Victoria’s peak social advocacy body VCOSS has cautiously welcomed changes to the state’s taxi and ridesharing system.
The Victorian Government will deregulate the sector and buyback some traditional taxi licences, paving the way for new services like Uber to begin formal operations.
As part of today’s announcement, the Government committed to establishing a $25 million Disability Accessibility Fund to better support the delivery of accessible transport services for people with disability.
A Commissioner for Disability Services will also be appointed within Taxi Services Commission, and there’ll be a departmental review of how people with disability access and pay for individual transport services.

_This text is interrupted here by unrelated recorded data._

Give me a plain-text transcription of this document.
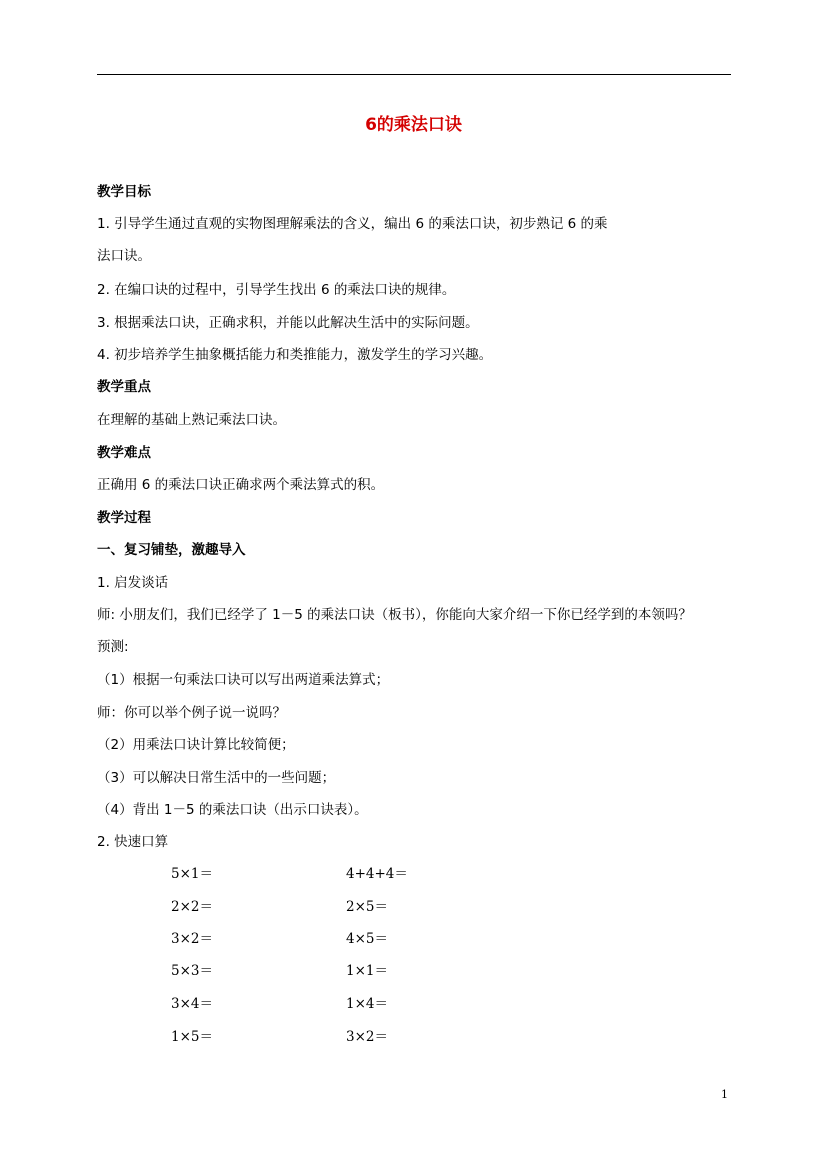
6的乘法口诀
教学目标
1. 引导学生通过直观的实物图理解乘法的含义，编出 6 的乘法口诀，初步熟记 6 的乘
法口诀。
2. 在编口诀的过程中，引导学生找出 6 的乘法口诀的规律。
3. 根据乘法口诀，正确求积，并能以此解决生活中的实际问题。
4. 初步培养学生抽象概括能力和类推能力，激发学生的学习兴趣。
教学重点
在理解的基础上熟记乘法口诀。
教学难点
正确用 6 的乘法口诀正确求两个乘法算式的积。
教学过程
一、复习铺垫，激趣导入
1. 启发谈话
师: 小朋友们，我们已经学了 1－5 的乘法口诀（板书），你能向大家介绍一下你已经学到的本领吗？
预测:
（1）根据一句乘法口诀可以写出两道乘法算式；
师：你可以举个例子说一说吗？
（2）用乘法口诀计算比较简便；
（3）可以解决日常生活中的一些问题；
（4）背出 1－5 的乘法口诀（出示口诀表）。
2. 快速口算
5×1＝
2×2＝
3×2＝
5×3＝
3×4＝
1×5＝
4+4+4＝
2×5＝
4×5＝
1×1＝
1×4＝
3×2＝
1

“These are positive measures to assist people with disability to access car services,” Victorian Council of Social Service CEO Emma King said.

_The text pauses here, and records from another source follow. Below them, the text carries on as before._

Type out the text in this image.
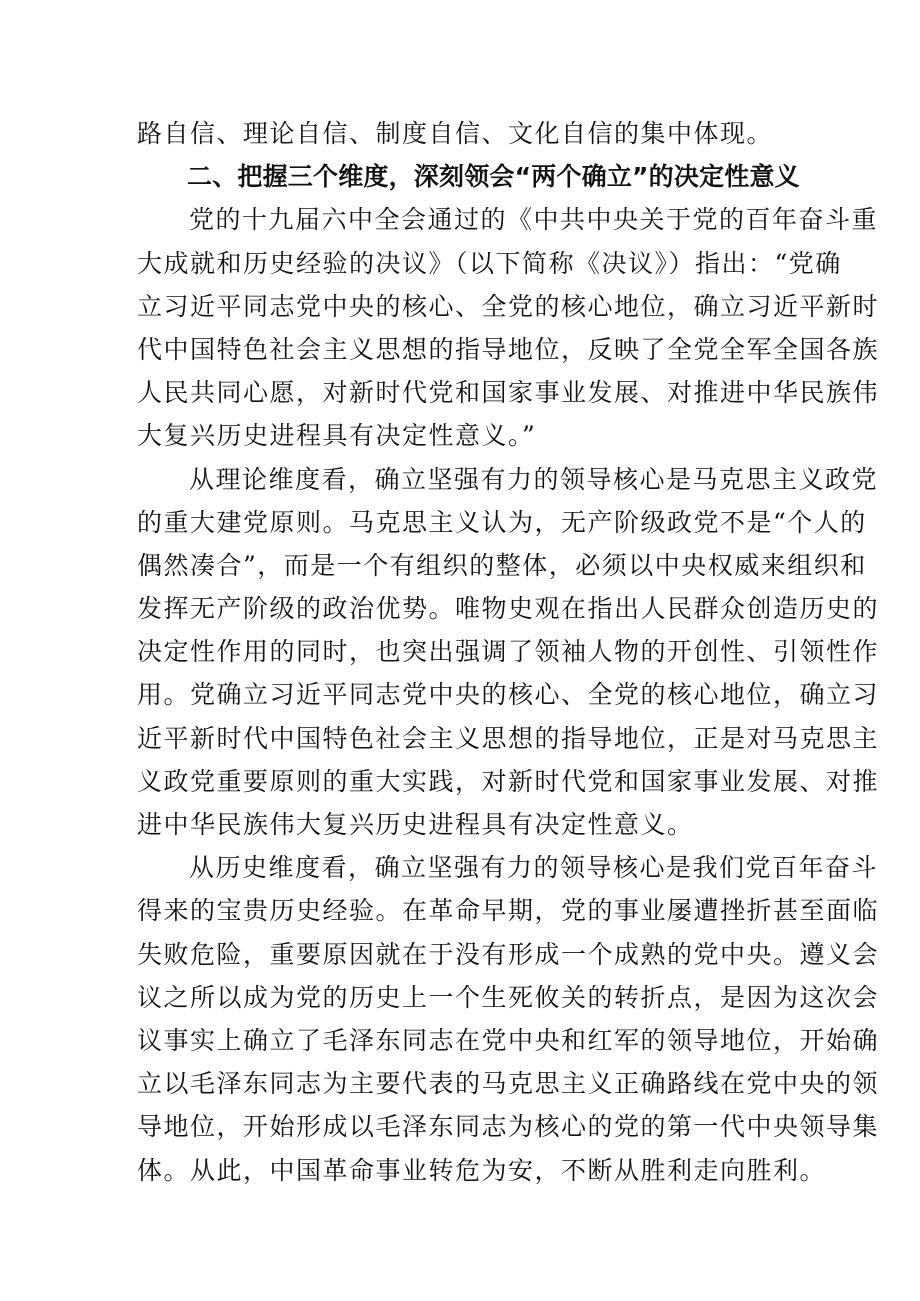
路自信、理论自信、制度自信、文化自信的集中体现。
二、把握三个维度，深刻领会“两个确立”的决定性意义
党的十九届六中全会通过的《中共中央关于党的百年奋斗重
大成就和历史经验的决议》（以下简称《决议》）指出：“党确
立习近平同志党中央的核心、全党的核心地位，确立习近平新时
代中国特色社会主义思想的指导地位，反映了全党全军全国各族
人民共同心愿，对新时代党和国家事业发展、对推进中华民族伟
大复兴历史进程具有决定性意义。”
从理论维度看，确立坚强有力的领导核心是马克思主义政党
的重大建党原则。马克思主义认为，无产阶级政党不是“个人的
偶然凑合”，而是一个有组织的整体，必须以中央权威来组织和
发挥无产阶级的政治优势。唯物史观在指出人民群众创造历史的
决定性作用的同时，也突出强调了领袖人物的开创性、引领性作
用。党确立习近平同志党中央的核心、全党的核心地位，确立习
近平新时代中国特色社会主义思想的指导地位，正是对马克思主
义政党重要原则的重大实践，对新时代党和国家事业发展、对推
进中华民族伟大复兴历史进程具有决定性意义。
从历史维度看，确立坚强有力的领导核心是我们党百年奋斗
得来的宝贵历史经验。在革命早期，党的事业屡遭挫折甚至面临
失败危险，重要原因就在于没有形成一个成熟的党中央。遵义会
议之所以成为党的历史上一个生死攸关的转折点，是因为这次会
议事实上确立了毛泽东同志在党中央和红军的领导地位，开始确
立以毛泽东同志为主要代表的马克思主义正确路线在党中央的领
导地位，开始形成以毛泽东同志为核心的党的第一代中央领导集
体。从此，中国革命事业转危为安，不断从胜利走向胜利。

“But there’s a lot of detail yet to be worked out.”
Specifically Ms King said the government must ensure people who use wheelchairs (which currently aren’t supported by ridesharing) don’t become ‘captive users’ to the taxi system—starved of choice and competition—but instead receive the same level of service as the rest of the community, and that every person with disability is treated with respect.
“The government has indicated that it intends to undertake further work to ensure the needs of people with disability are met.”
“VCOSS believes it is critical the government works directly with disability advocacy organisations and people with first-hand experience of disability as they reshape the hire car sector to ensure a safe, accessible and affordable service.”